The United Nations-backed body has reinvented itself after a year-long hiatus, during which it consulted with its members about how it could remain viable.
While NZAM attracted more than 330 members at its height, it has more recently faced mass departures as asset managers grapple with the political and economic realities of meeting net zero by 2050.
A number of large global investors have been accused by US Republicans of breaching their fiduciary duties by pursuing decarbonisation, and governments in many key markets have failed to introduce the policy measures that were anticipated to make investing in the climate transition financially viable.
Earlier this month, more than 50 asset owners issued a public statement calling on their managers to stick with NZAM despite the headwinds.

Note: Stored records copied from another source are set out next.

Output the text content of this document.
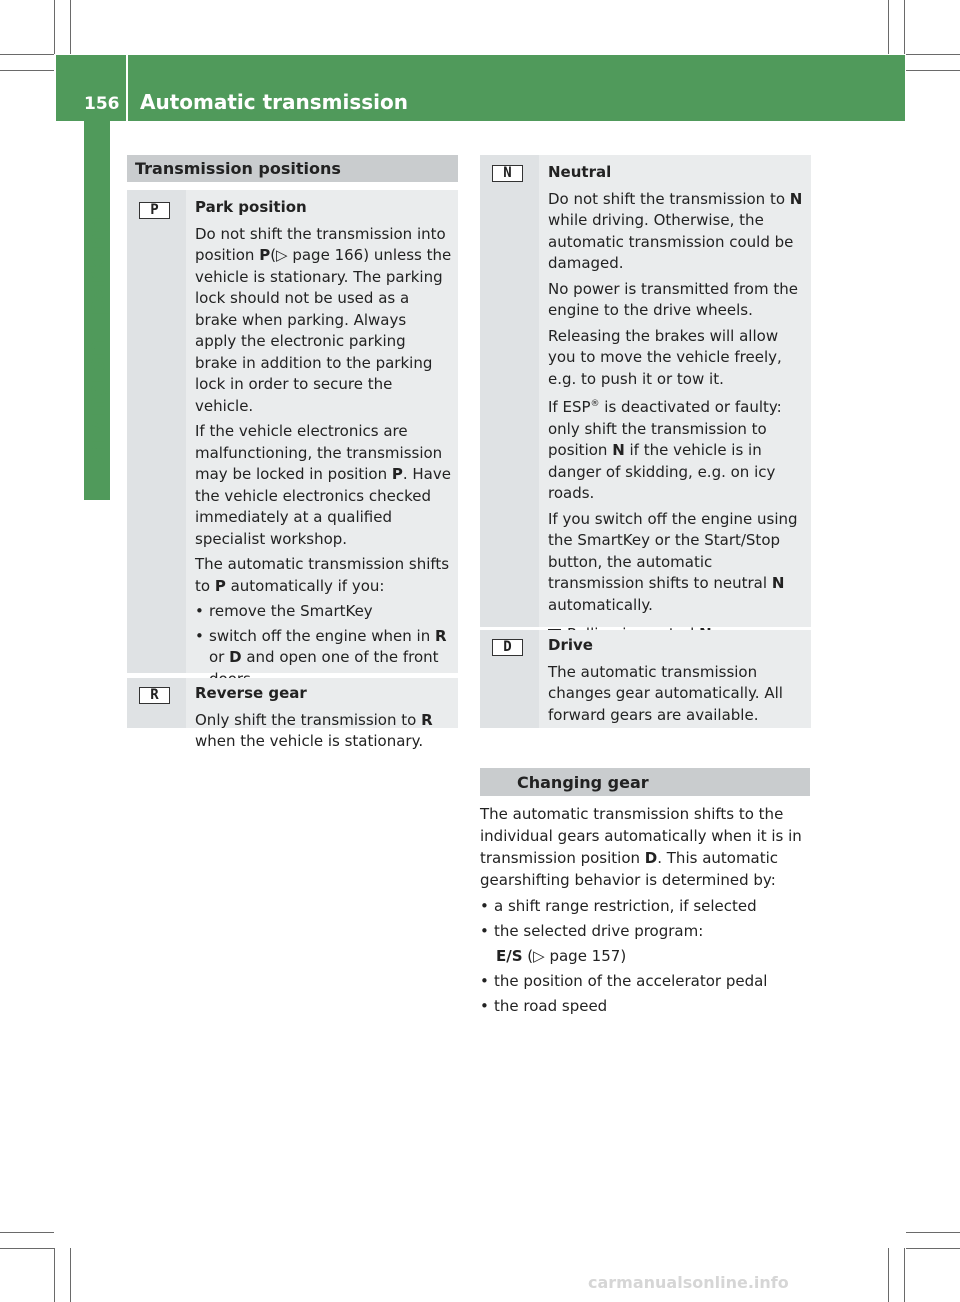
156 Automatic transmission
Driving and parking
Transmission positions
P	Park position

Do not shift the transmission into position P(▷ page 166) unless the vehicle is stationary. The parking lock should not be used as a brake when parking. Always apply the electronic parking brake in addition to the parking lock in order to secure the vehicle.

If the vehicle electronics are malfunctioning, the transmission may be locked in position P. Have the vehicle electronics checked immediately at a qualified specialist workshop.

The automatic transmission shifts to P automatically if you:

• remove the SmartKey
• switch off the engine when in R or D and open one of the front
R	Reverse gear

Only shift the transmission to R when the vehicle is stationary.

N	Neutral

Do not shift the transmission to N while driving. Otherwise, the automatic transmission could be damaged.

No power is transmitted from the engine to the drive wheels.

Releasing the brakes will allow you to move the vehicle freely, e.g. to push it or tow it.

If ESP® is deactivated or faulty: only shift the transmission to position N if the vehicle is in danger of skidding, e.g. on icy roads.

If you switch off the engine using the SmartKey or the Start/Stop button, the automatic transmission shifts to neutral N automatically.

D	Drive

The automatic transmission changes gear automatically. All forward gears are available.

Changing gear

The automatic transmission shifts to the individual gears automatically when it is in transmission position D. This automatic gearshifting behavior is determined by:

• a shift range restriction, if selected
• the selected drive program:
E/S (▷ page 157)
• the position of the accelerator pedal
• the road speed
carmanualsonline.info
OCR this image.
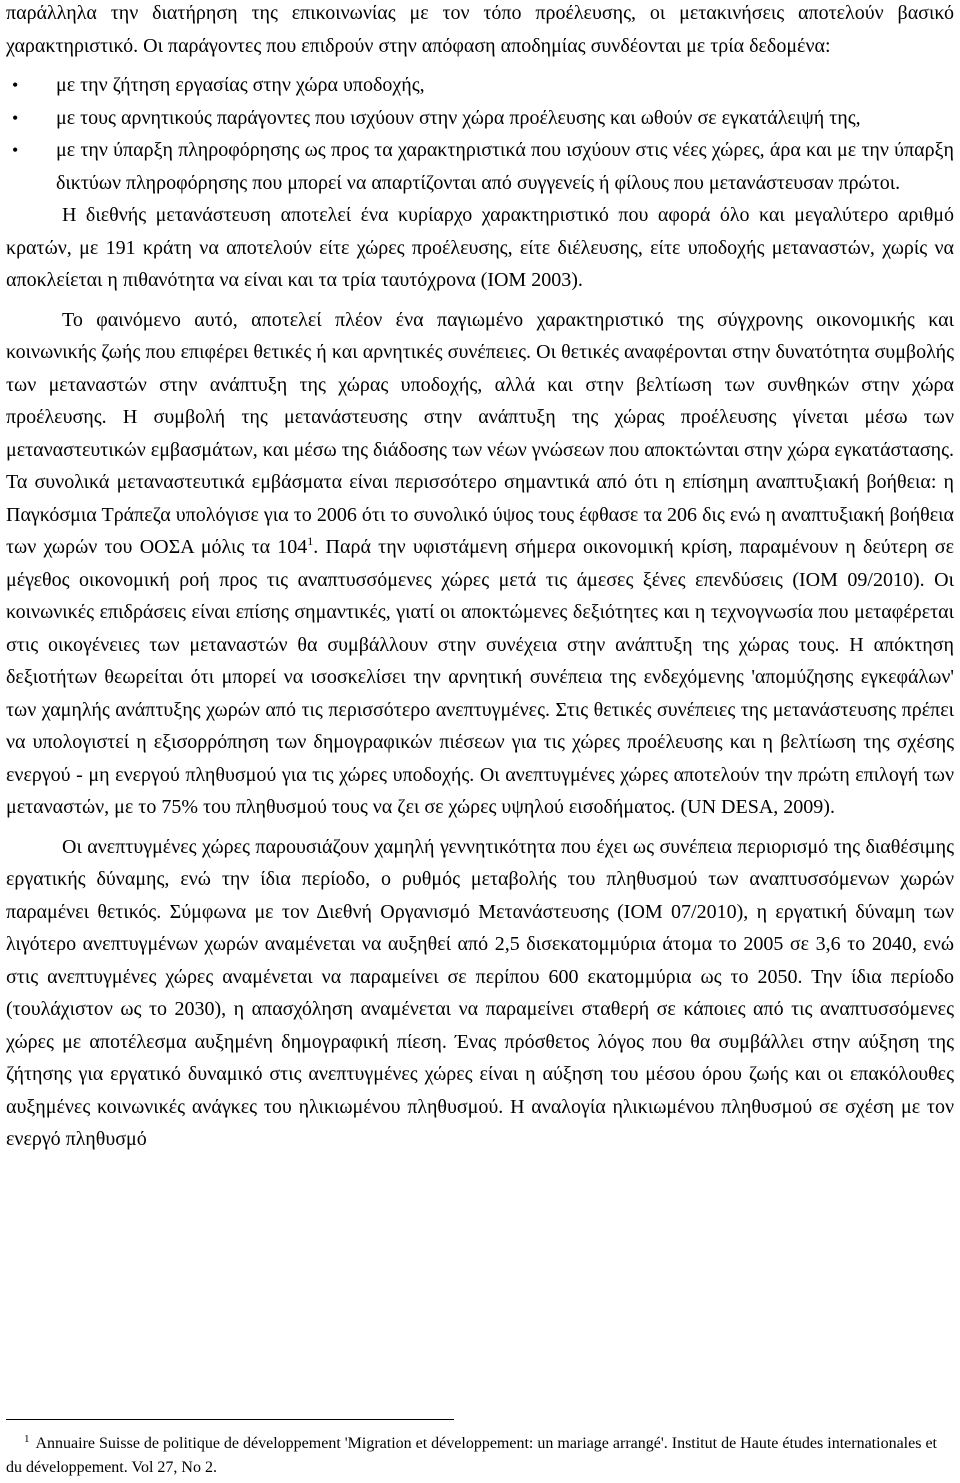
παράλληλα την διατήρηση της επικοινωνίας με τον τόπο προέλευσης, οι μετακινήσεις αποτελούν βασικό χαρακτηριστικό. Οι παράγοντες που επιδρούν στην απόφαση αποδημίας συνδέονται με τρία δεδομένα:

• με την ζήτηση εργασίας στην χώρα υποδοχής,
• με τους αρνητικούς παράγοντες που ισχύουν στην χώρα προέλευσης και ωθούν σε εγκατάλειψή της,
• με την ύπαρξη πληροφόρησης ως προς τα χαρακτηριστικά που ισχύουν στις νέες χώρες, άρα και με την ύπαρξη δικτύων πληροφόρησης που μπορεί να απαρτίζονται από συγγενείς ή φίλους που μετανάστευσαν πρώτοι.

Η διεθνής μετανάστευση αποτελεί ένα κυρίαρχο χαρακτηριστικό που αφορά όλο και μεγαλύτερο αριθμό κρατών, με 191 κράτη να αποτελούν είτε χώρες προέλευσης, είτε διέλευσης, είτε υποδοχής μεταναστών, χωρίς να αποκλείεται η πιθανότητα να είναι και τα τρία ταυτόχρονα (IOM 2003).

Το φαινόμενο αυτό, αποτελεί πλέον ένα παγιωμένο χαρακτηριστικό της σύγχρονης οικονομικής και κοινωνικής ζωής που επιφέρει θετικές ή και αρνητικές συνέπειες. Οι θετικές αναφέρονται στην δυνατότητα συμβολής των μεταναστών στην ανάπτυξη της χώρας υποδοχής, αλλά και στην βελτίωση των συνθηκών στην χώρα προέλευσης. Η συμβολή της μετανάστευσης στην ανάπτυξη της χώρας προέλευσης γίνεται μέσω των μεταναστευτικών εμβασμάτων, και μέσω της διάδοσης των νέων γνώσεων που αποκτώνται στην χώρα εγκατάστασης. Τα συνολικά μεταναστευτικά εμβάσματα είναι περισσότερο σημαντικά από ότι η επίσημη αναπτυξιακή βοήθεια: η Παγκόσμια Τράπεζα υπολόγισε για το 2006 ότι το συνολικό ύψος τους έφθασε τα 206 δις ενώ η αναπτυξιακή βοήθεια των χωρών του ΟΟΣΑ μόλις τα $104^1$. Παρά την υφιστάμενη σήμερα οικονομική κρίση, παραμένουν η δεύτερη σε μέγεθος οικονομική ροή προς τις αναπτυσσόμενες χώρες μετά τις άμεσες ξένες επενδύσεις (IOM 09/2010). Οι κοινωνικές επιδράσεις είναι επίσης σημαντικές, γιατί οι αποκτώμενες δεξιότητες και η τεχνογνωσία που μεταφέρεται στις οικογένειες των μεταναστών θα συμβάλλουν στην συνέχεια στην ανάπτυξη της χώρας τους. Η απόκτηση δεξιοτήτων θεωρείται ότι μπορεί να ισοσκελίσει την αρνητική συνέπεια της ενδεχόμενης 'απομύζησης εγκεφάλων' των χαμηλής ανάπτυξης χωρών από τις περισσότερο ανεπτυγμένες. Στις θετικές συνέπειες της μετανάστευσης πρέπει να υπολογιστεί η εξισορρόπηση των δημογραφικών πιέσεων για τις χώρες προέλευσης και η βελτίωση της σχέσης ενεργού - μη ενεργού πληθυσμού για τις χώρες υποδοχής. Οι ανεπτυγμένες χώρες αποτελούν την πρώτη επιλογή των μεταναστών, με το 75% του πληθυσμού τους να ζει σε χώρες υψηλού εισοδήματος. (UN DESA, 2009).

Οι ανεπτυγμένες χώρες παρουσιάζουν χαμηλή γεννητικότητα που έχει ως συνέπεια περιορισμό της διαθέσιμης εργατικής δύναμης, ενώ την ίδια περίοδο, ο ρυθμός μεταβολής του πληθυσμού των αναπτυσσόμενων χωρών παραμένει θετικός. Σύμφωνα με τον Διεθνή Οργανισμό Μετανάστευσης (IOM 07/2010), η εργατική δύναμη των λιγότερο ανεπτυγμένων χωρών αναμένεται να αυξηθεί από 2,5 δισεκατομμύρια άτομα το 2005 σε 3,6 το 2040, ενώ στις ανεπτυγμένες χώρες αναμένεται να παραμείνει σε περίπου 600 εκατομμύρια ως το 2050. Την ίδια περίοδο (τουλάχιστον ως το 2030), η απασχόληση αναμένεται να παραμείνει σταθερή σε κάποιες από τις αναπτυσσόμενες χώρες με αποτέλεσμα αυξημένη δημογραφική πίεση. Ένας πρόσθετος λόγος που θα συμβάλλει στην αύξηση της ζήτησης για εργατικό δυναμικό στις ανεπτυγμένες χώρες είναι η αύξηση του μέσου όρου ζωής και οι επακόλουθες αυξημένες κοινωνικές ανάγκες του ηλικιωμένου πληθυσμού. Η αναλογία ηλικιωμένου πληθυσμού σε σχέση με τον ενεργό πληθυσμό

$^1$ Annuaire Suisse de politique de développement 'Migration et développement: un mariage arrangé'. Institut de Haute études internationales et du développement. Vol 27, No 2.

Now, the initiative has officially been relaunched and has retained most of its members.
More than 250 investment houses have signed up to a commitment statement in which they “acknowledge that the physical consequences of climate change are being experienced, are disruptive and are having significant direct and indirect economic costs, which are projected to increase if not effectively addressed”.
“As an asset manager, we recognise our fiduciary duties to consider how the financial risks and opportunities presented by climate change may impact client investment outcomes,” read the statement.
“In addition, we recognise that as asset managers we are able to support our clients through, for example, the development of investment products, the provision of data and information, and education and capacity-building on the financial implications of climate change.”
Citing the Paris Agreement, members must “commit to support investing aligned with the global goal of net zero greenhouse gas emissions”.
Compared with the previous version, the statement puts more emphasis on differing client demands and the role of other actors – such as policymakers, regulators and portfolio companies – in making the commitments viable.
But, when they can, NZAM members commit to providing clients with “information to help them understand and act on climate-related financial risks and opportunities”, and supporting them to deliver on their climate goals through asset allocation decisions.
They must set near-term climate targets consistent with the net zero, and review them periodically.
They also commit to implement stewardship strategies to steer portfolio companies, and engage with investment consultants, data providers, index providers, stock exchanges, ratings agencies and others to encourage the development of products and services that support these objectives.
On policy advocacy, the new statement commits its members not to “undermine” NZAM’s goals through their broader lobbying efforts.
And finally, asset managers must disclose a plan for implementing their commitments, and report annually on the actions they have taken and any outcomes they’ve secured.
“The strong investor backing for NZAM signals that asset managers around the world continue to recognise and take steps to address climate-related financial risks and opportunities,” the initiative said in a statement.